I meant the former and...ok, I'll perhaps concede that idea, though I'm still not entirely convinced.

I've always viewed the Doctor as a 'guns are a last resort' kind of character. He tends to use them either when every other plan has failed (see Dalek) or when things go horribly horribly wrong extremely quickly (Doctor's Daughter and Time of Angels) as opposed to Jack's 'shoot first policy'. Personally, the wild west shootout would have been a much better fit for Jack.

I thought the episode was pretty average, definitely not the worst I've seen. I just sort of see it as a means of showing how The Doctor has changed since he's been by himself. I mean, he's gotten darker and he's got a whole lot less mercy than before. It just sort of felt rushed to me as it could have been a really good episode.

Susan Arendt:

On a completely different note, I'm curious - do you guys feel like they're setting Amy up to be in some sort of spinoff? The recent episodes seem intent on proving how capable she is without the Doctor.

I get the feeling that they are leading towards her dying, Rather then showing how capable she is I think it is showing how much the Doctor has been relying on her and that when she eventually leaves the show (I think it was two episodes from now or so) how it pushes him or affects him.

That alongside a theory I have that I wont go into now for spaces sake make me worry for her and Rory

I don't know if this has been pointed out, since I don't care to read 93 other responses to this column, but...

A TOWN CALLED MERCY IS NOTHING MORE THAN A REWRITE OF FRANKENSTEIN!!!

That's it. That's all it is, basically. And, yes, the Doctor should not have been handling a gun. Tennant/Doctor would never have done that. Smith/Doctor is getting closer and closer to being the Valyard with each new episode. Heh, yeah, we all see that coming, don't we?

Good review. I agree this was probably the worst episode of the 11th doctor (maybe even of the whole new series, but I would have to really think on that), however it did have one good aspect (well two, I did enjoy Ben Browder's role, but it needed more John Wayne references).

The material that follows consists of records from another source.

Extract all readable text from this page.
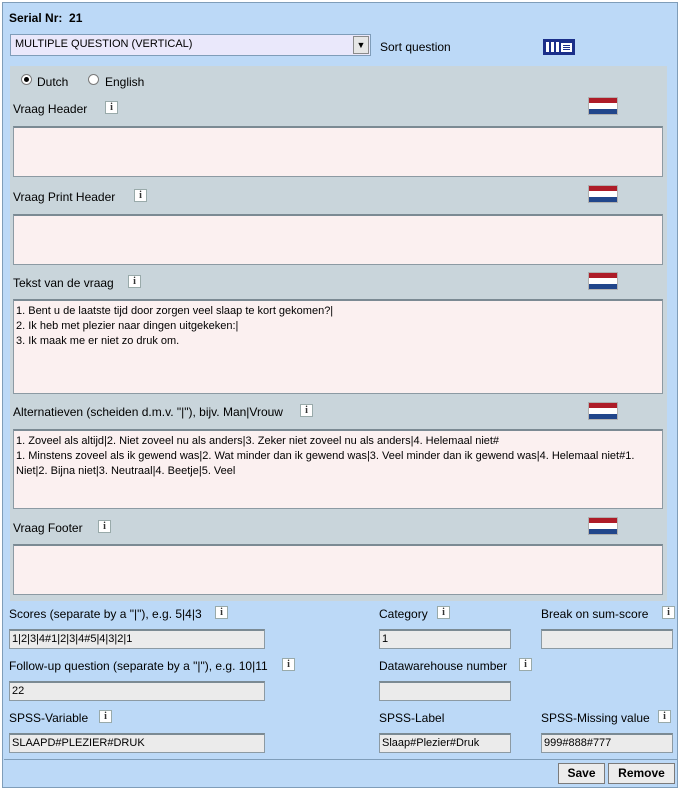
Serial Nr: 21
MULTIPLE QUESTION (VERTICAL)	▼ Sort question
Dutch	English
Vraag Header	i
Vraag Print Header	i
Tekst van de vraag	i
1. Bent u de laatste tijd door zorgen veel slaap te kort gekomen?|
2. Ik heb met plezier naar dingen uitgekeken:|
3. Ik maak me er niet zo druk om.
Alternatieven (scheiden d.m.v. "|"), bijv. Man|Vrouw	i
1. Zoveel als altijd|2. Niet zoveel nu als anders|3. Zeker niet zoveel nu als anders|4. Helemaal niet#
1. Minstens zoveel als ik gewend was|2. Wat minder dan ik gewend was|3. Veel minder dan ik gewend was|4. Helemaal niet#1. Niet|2. Bijna niet|3. Neutraal|4. Beetje|5. Veel
Vraag Footer	i
Scores (separate by a "|"), e.g. 5|4|3	i
1|2|3|4#1|2|3|4#5|4|3|2|1
Category	i
1
Break on sum-score	i
Follow-up question (separate by a "|"), e.g. 10|11	i
22
Datawarehouse number	i
SPSS-Variable	i
SLAAPD#PLEZIER#DRUK
SPSS-Label
Slaap#Plezier#Druk
SPSS-Missing value	i
999#888#777
Save	Remove
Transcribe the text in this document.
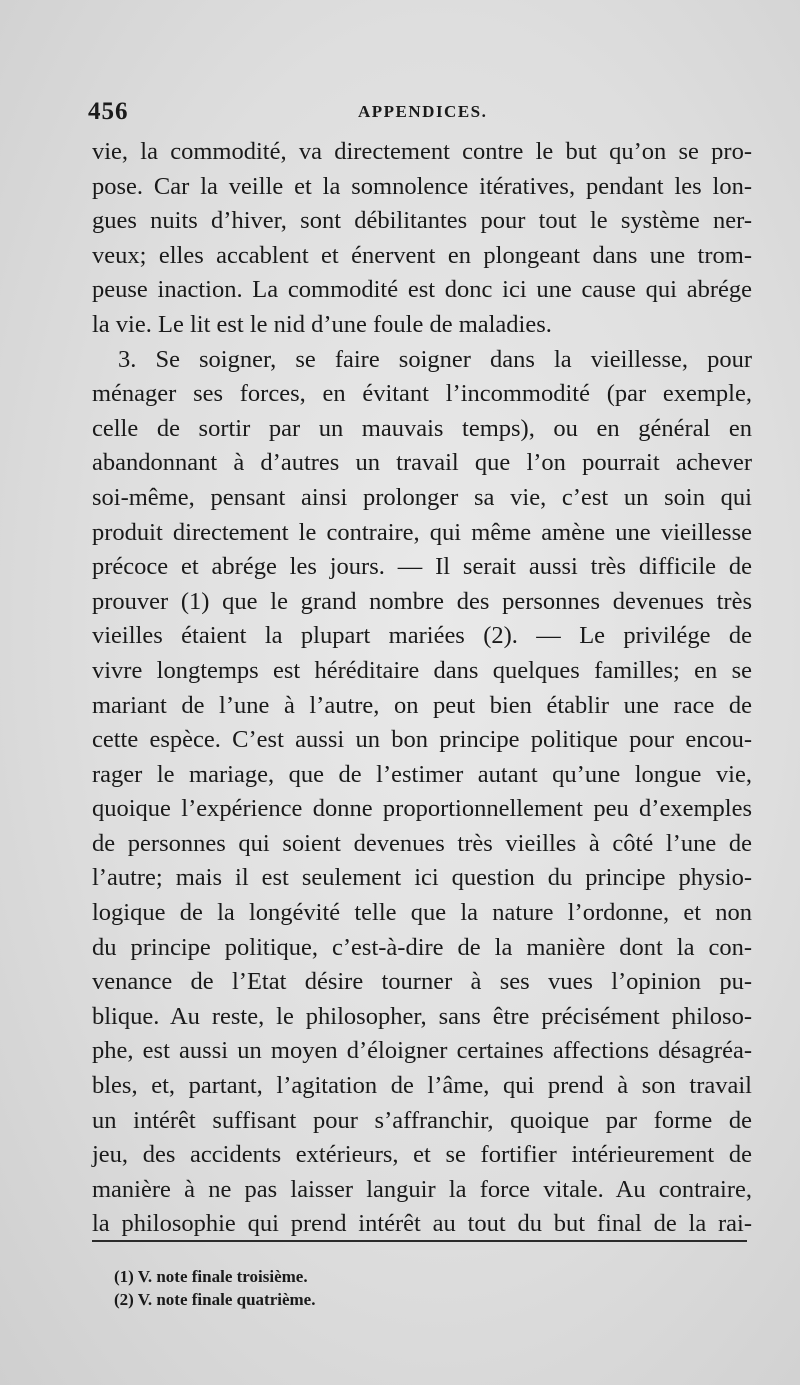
456	APPENDICES.
vie, la commodité, va directement contre le but qu’on se pro-
pose. Car la veille et la somnolence itératives, pendant les lon-
gues nuits d’hiver, sont débilitantes pour tout le système ner-
veux; elles accablent et énervent en plongeant dans une trom-
peuse inaction. La commodité est donc ici une cause qui abrége
la vie. Le lit est le nid d’une foule de maladies.
3. Se soigner, se faire soigner dans la vieillesse, pour
ménager ses forces, en évitant l’incommodité (par exemple,
celle de sortir par un mauvais temps), ou en général en
abandonnant à d’autres un travail que l’on pourrait achever
soi-même, pensant ainsi prolonger sa vie, c’est un soin qui
produit directement le contraire, qui même amène une vieillesse
précoce et abrége les jours. — Il serait aussi très difficile de
prouver (1) que le grand nombre des personnes devenues très
vieilles étaient la plupart mariées (2). — Le privilége de
vivre longtemps est héréditaire dans quelques familles; en se
mariant de l’une à l’autre, on peut bien établir une race de
cette espèce. C’est aussi un bon principe politique pour encou-
rager le mariage, que de l’estimer autant qu’une longue vie,
quoique l’expérience donne proportionnellement peu d’exemples
de personnes qui soient devenues très vieilles à côté l’une de
l’autre; mais il est seulement ici question du principe physio-
logique de la longévité telle que la nature l’ordonne, et non
du principe politique, c’est-à-dire de la manière dont la con-
venance de l’Etat désire tourner à ses vues l’opinion pu-
blique. Au reste, le philosopher, sans être précisément philoso-
phe, est aussi un moyen d’éloigner certaines affections désagréa-
bles, et, partant, l’agitation de l’âme, qui prend à son travail
un intérêt suffisant pour s’affranchir, quoique par forme de
jeu, des accidents extérieurs, et se fortifier intérieurement de
manière à ne pas laisser languir la force vitale. Au contraire,
la philosophie qui prend intérêt au tout du but final de la rai-
(1) V. note finale troisième.
(2) V. note finale quatrième.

Matt Smith has never pulled off the dark doctor, and this was the first episode with him where I finally saw the rage that underlies the doctors comic front. As Jex is describing what he has done Smith's face takes on a dark cast and suddenly he pulls Jex out and plans throws him out to be killed. Only it isn't Jex the doctor is condemning, but himself.

The doctor has done many terrible things in the name of the greater good, and he hates himself for it. Hearing Jex's story might as well have been hearing how the doctor killed all the timelords and Daleks (well for a short time at least, the Daleks seem to be like cockroaches).

I loved how David Tennent could go from whimsical to rage so well, but Matt Smith has never been able to do that. In A good man goes to war that is what we should have seen, but instead he just joked around with everyone. He almost got mad at River, but not quite.

So while the episode overall was terrible, it was nice to see matt Smith improve his range as the doctor, and I hope we will see more of it.